I think it is interesting, when people look back, to see how poorly Cuba has done under his rule. Compare that with a lot of the Cuban exiles who left Castro's tyranny. These are people--many of them--who came to Florida. A lot of them didn't speak the language. They were in a new country and didn't necessarily have a whole lot of advantages; yet Cuban Americans, in our country, have excelled at all levels--in business, in government, in athletics, in entertainment. You name it.

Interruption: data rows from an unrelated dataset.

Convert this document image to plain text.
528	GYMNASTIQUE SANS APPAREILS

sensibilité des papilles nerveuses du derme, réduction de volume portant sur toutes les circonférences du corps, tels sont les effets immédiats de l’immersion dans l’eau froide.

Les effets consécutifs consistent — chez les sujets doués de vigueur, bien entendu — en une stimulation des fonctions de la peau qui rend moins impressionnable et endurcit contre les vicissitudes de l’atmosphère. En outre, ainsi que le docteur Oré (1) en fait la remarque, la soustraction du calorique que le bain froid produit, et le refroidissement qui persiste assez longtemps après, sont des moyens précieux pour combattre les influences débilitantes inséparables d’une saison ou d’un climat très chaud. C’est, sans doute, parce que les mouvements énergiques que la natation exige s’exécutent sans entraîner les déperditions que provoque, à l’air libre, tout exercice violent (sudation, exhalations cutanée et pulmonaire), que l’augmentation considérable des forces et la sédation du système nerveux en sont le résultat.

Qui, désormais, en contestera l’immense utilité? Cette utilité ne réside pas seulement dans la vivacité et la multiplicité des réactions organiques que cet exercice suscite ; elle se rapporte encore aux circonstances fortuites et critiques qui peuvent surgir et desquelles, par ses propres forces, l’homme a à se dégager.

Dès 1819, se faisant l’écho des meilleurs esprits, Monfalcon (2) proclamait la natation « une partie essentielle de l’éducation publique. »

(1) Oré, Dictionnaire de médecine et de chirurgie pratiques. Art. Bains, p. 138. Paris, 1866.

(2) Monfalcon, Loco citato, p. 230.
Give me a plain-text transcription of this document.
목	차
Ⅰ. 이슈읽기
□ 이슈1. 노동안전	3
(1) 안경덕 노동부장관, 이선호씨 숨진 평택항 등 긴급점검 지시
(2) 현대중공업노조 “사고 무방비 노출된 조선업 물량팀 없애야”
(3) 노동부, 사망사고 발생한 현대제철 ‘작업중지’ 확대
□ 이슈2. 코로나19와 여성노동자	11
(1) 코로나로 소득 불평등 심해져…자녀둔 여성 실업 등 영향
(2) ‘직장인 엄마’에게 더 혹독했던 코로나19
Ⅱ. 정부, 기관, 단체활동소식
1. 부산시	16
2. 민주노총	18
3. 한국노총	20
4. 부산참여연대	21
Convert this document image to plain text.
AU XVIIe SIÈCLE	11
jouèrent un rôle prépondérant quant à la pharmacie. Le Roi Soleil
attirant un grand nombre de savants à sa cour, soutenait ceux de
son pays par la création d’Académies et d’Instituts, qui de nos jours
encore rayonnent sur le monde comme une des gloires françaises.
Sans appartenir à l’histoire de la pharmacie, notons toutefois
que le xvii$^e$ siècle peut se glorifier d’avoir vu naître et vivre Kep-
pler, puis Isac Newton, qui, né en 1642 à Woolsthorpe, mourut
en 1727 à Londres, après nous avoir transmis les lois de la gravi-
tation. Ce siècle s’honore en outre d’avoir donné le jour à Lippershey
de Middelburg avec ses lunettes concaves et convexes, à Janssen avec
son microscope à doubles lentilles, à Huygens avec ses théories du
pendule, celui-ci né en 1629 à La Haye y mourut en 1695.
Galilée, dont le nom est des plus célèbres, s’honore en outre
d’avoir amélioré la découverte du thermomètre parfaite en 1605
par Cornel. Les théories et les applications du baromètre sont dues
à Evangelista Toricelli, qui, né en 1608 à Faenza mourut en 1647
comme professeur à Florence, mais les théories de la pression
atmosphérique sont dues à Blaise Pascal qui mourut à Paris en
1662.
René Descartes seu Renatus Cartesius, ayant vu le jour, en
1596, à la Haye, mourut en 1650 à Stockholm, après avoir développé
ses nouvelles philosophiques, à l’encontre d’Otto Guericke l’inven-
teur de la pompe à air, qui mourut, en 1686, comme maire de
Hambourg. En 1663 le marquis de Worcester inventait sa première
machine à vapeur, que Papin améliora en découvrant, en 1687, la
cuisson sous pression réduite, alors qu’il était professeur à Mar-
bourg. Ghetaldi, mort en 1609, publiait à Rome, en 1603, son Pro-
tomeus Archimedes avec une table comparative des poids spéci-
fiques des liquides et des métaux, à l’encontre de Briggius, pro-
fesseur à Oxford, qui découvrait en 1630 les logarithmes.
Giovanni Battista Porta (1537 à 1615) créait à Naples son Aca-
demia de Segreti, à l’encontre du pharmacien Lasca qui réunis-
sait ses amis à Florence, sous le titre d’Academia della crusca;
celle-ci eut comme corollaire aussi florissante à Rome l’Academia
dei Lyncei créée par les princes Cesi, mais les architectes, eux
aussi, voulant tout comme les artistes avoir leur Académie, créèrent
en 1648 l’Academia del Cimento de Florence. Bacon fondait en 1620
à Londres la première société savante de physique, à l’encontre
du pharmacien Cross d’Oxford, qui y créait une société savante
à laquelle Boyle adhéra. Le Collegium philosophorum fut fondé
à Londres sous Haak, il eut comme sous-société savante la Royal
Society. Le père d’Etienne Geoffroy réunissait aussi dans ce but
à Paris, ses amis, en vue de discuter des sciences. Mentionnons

Meanwhile, you look at the people, over the last decades, in Cuba, and unless you are attached to the ruling class--the regime--to the intelligence services, or to the military, you basically have no shot to do anything to advance your life and to make the most of your God- given abilities. Of the Cuban exiles who came to Florida, a lot of them were responsible for really putting Miami on the map. I think that shows that, when you have folks fleeing from a tyranny and going to freedom, they can succeed beyond people's wildest dreams, but the people who are suffering under the tyranny just have nowhere to go.

It is funny because, if you look at some of the media reports, Castro is lauded by some as an egalitarian--that this was a big deal that he was an egalitarian. Look, I have to admit that part of that was true. I mean, he was an egalitarian in the sense that he inflicted the equal suffering--equal misery--upon broad cross-sections of the Cuban people. That much is true, but it is obviously false in the sense that his thing was not egalitarianism. It was to amass power for himself. He died a billionaire. This was the avant-garde of the working class, supposedly. He was a billionaire while many Cubans struggled to even eat, and, certainly, they could not prosper.

We also shouldn't forget that this was a very reckless leader. He brought the world to the brink of a nuclear confrontation in 1962 during the Cuban Missile Crisis. Once the Soviet Union expired and we had access to these files, Castro was urging Khrushchev to nuke the United States. So you had Khrushchev--this crusty, Communist, Soviet leader--having to be the voice of reason in telling Castro: no, we are not going to do that, or we will end up in a thermonuclear war. If it had been up to Fidel Castro, those nuclear bombs would have been launched.

This is not a complicated legacy. This is not the George Washington of Cuba, as some have said. Washington refused power. He won a war, refused power, and could have aggrandized power for himself. He did the exact opposite. Castro wrecked Cuba and turned it into an island prison in order to amass power and wealth for himself, and that is his legacy.

The most damning evidence of his failure, of his tyranny, and of his evil nature are the tens of thousands of
people who perished while fleeing Cuba and going through the Straits of Florida. Those watery graves really stand as a monument to Castro's barbarity because these were people who knew that, very likely, they were not going to be able to make it as these were shark-infested waters. Yet even the small chance of their escaping freedom and Castro's tyranny was so oppressive that they were willing to do that while knowing that they would, most likely, meet their own demise.

As we look forward, let's be honest about the nature of this regime. Let's commit to having policies that will actually put pressure on the regime and that will help those people who are still in Cuba and who are trying to fight the good fight for freedom, for free elections, and for democratic reforms.